L'entente entre les deux hommes est immédiate. En 1962, Leroi-Gourhan le nomme directeur adjoint du Centre de recherches préhistoriques et protohistoriques qu'il vient de créer. Pour Michel Brézillon, les années 1960 sont d'abord celles d'une intense activité de terrain. Aux grandes fouilles paléolithiques d'Arcy-sur-Cure (Yonne) puis de Pincevent (Seine-et-Marne) auxquelles il participe activement s'ajoute la direction de nombreux chantiers de sauvetage. En même temps, il effectue des missions archéologiques hors de France (Nubie, Égypte, Grèce, Algérie, Espagne, Japon). Mais ses deux plus grandes aventures de terrain auront été, sans doute, celles des Mournouards (Marne), en 1960, et de Pincevent, de 1964 à 1970. Par leurs conditions de conservation, les deux sites offraient la possibilité de tester des méthodes novatrices et d'appliquer à la préhistoire l'approche ethnologique préconisée par Leroi-Gourhan. Fouille exemplaire et pionnière que celle de la sépulture collective des Mournouards, dont le but était de montrer qu'avec un bon enregistrement des données et une réflexion menée sur le terrain même le “désordre” apparent des os enchevêtrés révélait une somme considérable d'informations sur “le comportement vivant des hommes du passé”. À Pincevent, l'effervescence scientifique des premières années est indissociablement liée aux échanges dialectiques qu'aimaient entretenir les deux hommes, lors du traditionnel tour de chantier ; mais cette complémentarité intellectuelle s'accompagnait aussi chez Brézillon d'un solide sens de l'organisation dont témoignent les réalisations matérielles de cette époque. C'est lui qui, le premier, mit au point la technique de moulage d'un sol préhistorique dans son intégralité : pour conserver l'image de l'extraordinaire spectacle livré par le décapage d'une habitation de chasseurs de rennes datant de 12 000 ans, il propose d'en prendre l'empreinte au latex, en adaptant la technique qu'il avait utilisée sur les gravures pariétales du Tassili.
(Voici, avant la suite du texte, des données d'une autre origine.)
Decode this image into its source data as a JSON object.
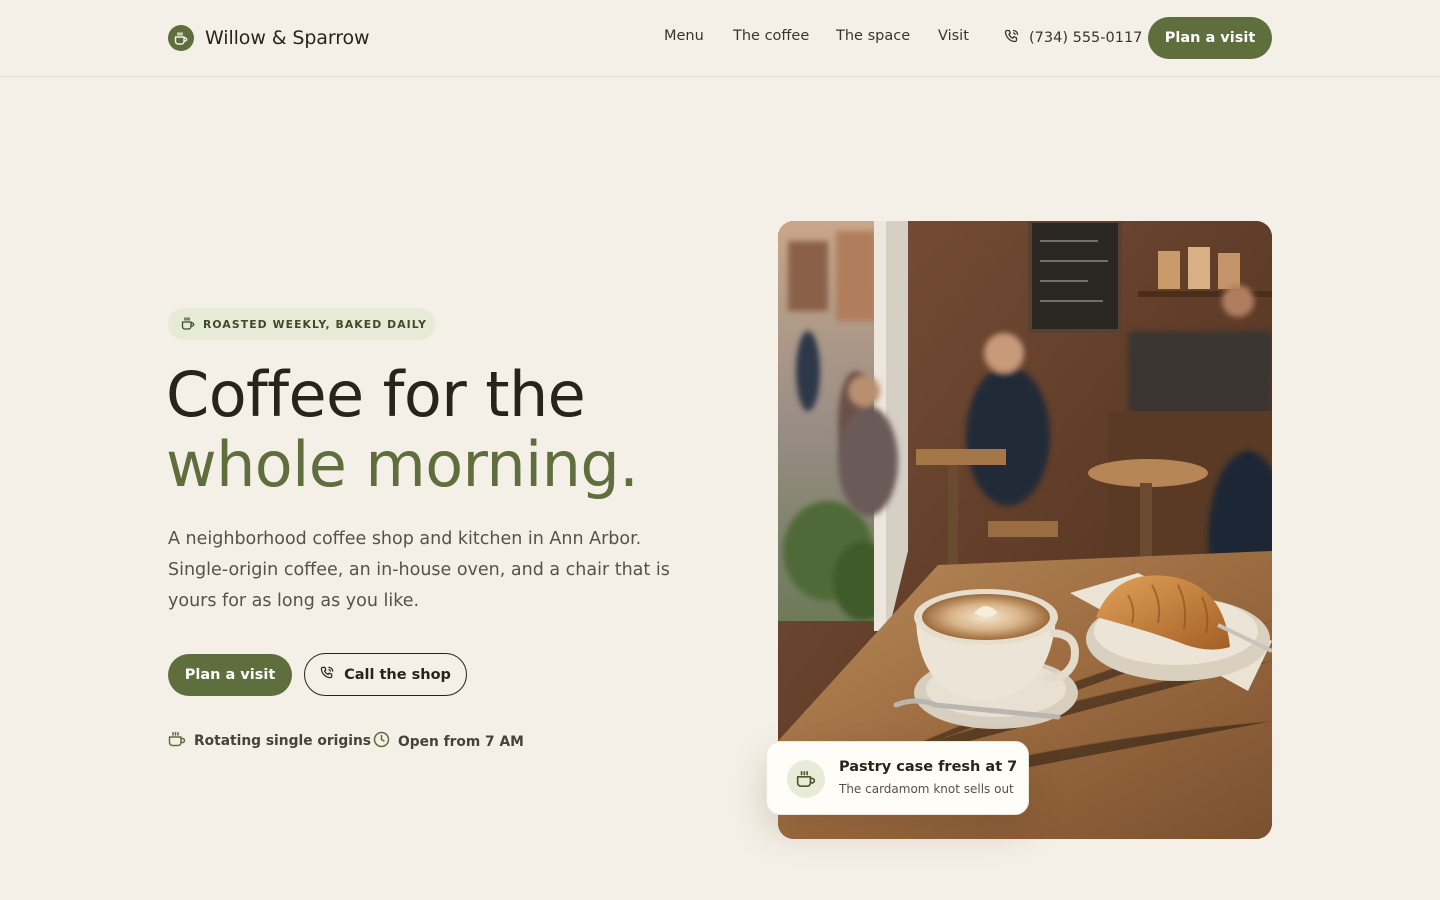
{
  "header": {
    "brand_name": "Willow & Sparrow",
    "brand_icon": "coffee-cup-icon",
    "nav": [
      {
        "label": "Menu"
      },
      {
        "label": "The coffee"
      },
      {
        "label": "The space"
      },
      {
        "label": "Visit"
      }
    ],
    "phone": "(734) 555-0117",
    "phone_icon": "phone-icon",
    "cta_label": "Plan a visit"
  },
  "hero": {
    "eyebrow": "ROASTED WEEKLY, BAKED DAILY",
    "eyebrow_icon": "coffee-cup-icon",
    "headline_line1": "Coffee for the",
    "headline_line2": "whole morning.",
    "lede": "A neighborhood coffee shop and kitchen in Ann Arbor. Single-origin coffee, an in-house oven, and a chair that is yours for as long as you like.",
    "primary_cta": "Plan a visit",
    "secondary_cta": "Call the shop",
    "secondary_cta_icon": "phone-icon",
    "features": [
      {
        "icon": "coffee-cup-icon",
        "label": "Rotating single origins"
      },
      {
        "icon": "clock-icon",
        "label": "Open from 7 AM"
      }
    ],
    "image_icon": "cafe-photo",
    "card": {
      "icon": "coffee-cup-icon",
      "title": "Pastry case fresh at 7",
      "subtitle": "The cardamom knot sells out"
    }
  },
  "colors": {
    "background": "#f5f0e7",
    "accent": "#5e6e3c",
    "text": "#2a231c",
    "eyebrow_bg": "#e7ead6"
  }
}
En 1966, Michel Brézillon soutient une thèse de doctorat en préhistoire intitulée La Dénomination des objets de pierre taillée. Matériaux pour un vocabulaire des préhistoriens de langue française, qui devient très vite un best-seller, quatre fois réédité, dans le petit monde des préhistoriens. Le Dictionnaire de la préhistoire (1969) consacre sa notoriété. Maître-assistant à la Sorbonne en 1966, puis, de 1969 à 1975, chargé d'enseignement de préhistoire à Paris-I, il devient docteur d'État en 1973.[...]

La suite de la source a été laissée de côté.